To break out of the malaise and foster a local supply chain, India has turned to higher tariffs. Printed circuit boards and cameras for cellphones saw duties raised to 2.5% from zero. Duties on compressors for refrigerators and air conditioners have been hiked to 15% from 12.5%. For automobiles, ignition and signaling equipment will have levies raised to 15% from between 7.5 and 10%.
At the same time, India has lowered tariffs on raw material to lower costs for local manufacturers. Scrap iron is now duty free, down from 2%. The levy on naphtha, the basic ingredient of several petrochemical products, is down to 2.5% from 4%.
India cut duties on gold, silver and platinum as well. The country imports raw gemstones and ores to process into jewelry for export.
The tariff changes come as India and China have been involved in a border standoff in the Himalayas since May. In June, the two armies clashed in the first deadly skirmish in 45 years.
The standoff has been mainly staged in the Ladakh region in northern India.
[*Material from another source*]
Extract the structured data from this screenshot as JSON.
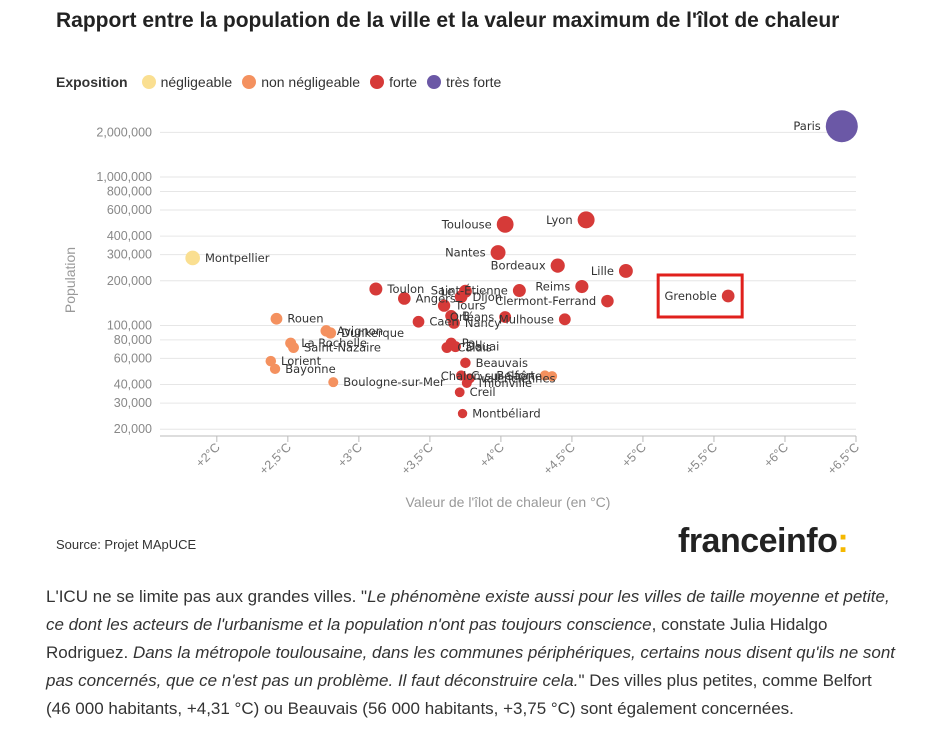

Last month, a skirmish occurred in the northeastern state of Sikkim.
India looks to resist China by reviving domestic production in the defense sector. Tariffs on components used in jet engines and similar machinery have been reduced to zero from 2.5%.
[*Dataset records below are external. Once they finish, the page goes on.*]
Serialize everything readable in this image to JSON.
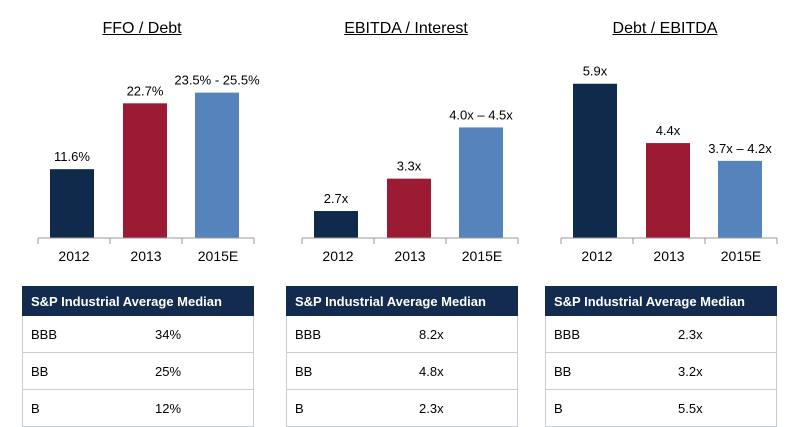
{
  "chart_data": [
    {
      "type": "bar",
      "title": "FFO / Debt",
      "categories": [
        "2012",
        "2013",
        "2015E"
      ],
      "values": [
        11.6,
        22.7,
        24.5
      ],
      "value_labels": [
        "11.6%",
        "22.7%",
        "23.5% - 25.5%"
      ],
      "colors": [
        "#102a4c",
        "#9b1b35",
        "#5583bc"
      ],
      "ylim": [
        0,
        30
      ],
      "table": {
        "header": "S&P Industrial Average Median",
        "rows": [
          [
            "BBB",
            "34%"
          ],
          [
            "BB",
            "25%"
          ],
          [
            "B",
            "12%"
          ]
        ]
      }
    },
    {
      "type": "bar",
      "title": "EBITDA / Interest",
      "categories": [
        "2012",
        "2013",
        "2015E"
      ],
      "values": [
        2.7,
        3.3,
        4.25
      ],
      "value_labels": [
        "2.7x",
        "3.3x",
        "4.0x – 4.5x"
      ],
      "colors": [
        "#102a4c",
        "#9b1b35",
        "#5583bc"
      ],
      "ylim": [
        2.2,
        5.5
      ],
      "table": {
        "header": "S&P Industrial Average Median",
        "rows": [
          [
            "BBB",
            "8.2x"
          ],
          [
            "BB",
            "4.8x"
          ],
          [
            "B",
            "2.3x"
          ]
        ]
      }
    },
    {
      "type": "bar",
      "title": "Debt / EBITDA",
      "categories": [
        "2012",
        "2013",
        "2015E"
      ],
      "values": [
        5.9,
        4.4,
        3.95
      ],
      "value_labels": [
        "5.9x",
        "4.4x",
        "3.7x – 4.2x"
      ],
      "colors": [
        "#102a4c",
        "#9b1b35",
        "#5583bc"
      ],
      "ylim": [
        2.0,
        6.5
      ],
      "table": {
        "header": "S&P Industrial Average Median",
        "rows": [
          [
            "BBB",
            "2.3x"
          ],
          [
            "BB",
            "3.2x"
          ],
          [
            "B",
            "5.5x"
          ]
        ]
      }
    }
  ]
}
The Indian government has indicated it will grant subsidies to companies that boost revenues and is targeting 13 industries, including telecommunications and automobiles. New Delhi has distanced itself from multilateral trade agreements, such as the Comprehensive and Progressive Agreement for Trans-Pacific Partnership, and the recently inked Regional Comprehensive Economic Partnership.
These moves suggest that India is starting to lean toward an isolationist policy. The country previously raised tariffs on smartphones, which drew a complaint filed with the World Trade Organization.
Some observers have raised questions over India's industrial revitalization policy.
One source at an electronics store in New Delhi said that Haier, the Chinese appliance maker, has improved its brand image in India through efforts that spanned more than a decade. On the other hand, Indian companies will be at a disadvantage in competing with Chinese enterprises because they do not have the resources to engage in massive initial investments or after-sales service, the source added.
Amid the pandemic, India's economy shrank by 23.9% in the April-June quarter, the biggest slump among major economies that period. The government forecasts a full-year contraction of 7.7% for fiscal year 2020, the worst on record. A rebound of 11% is projected for the next fiscal year, but that will depend on whether the local manufacturing sector takes off.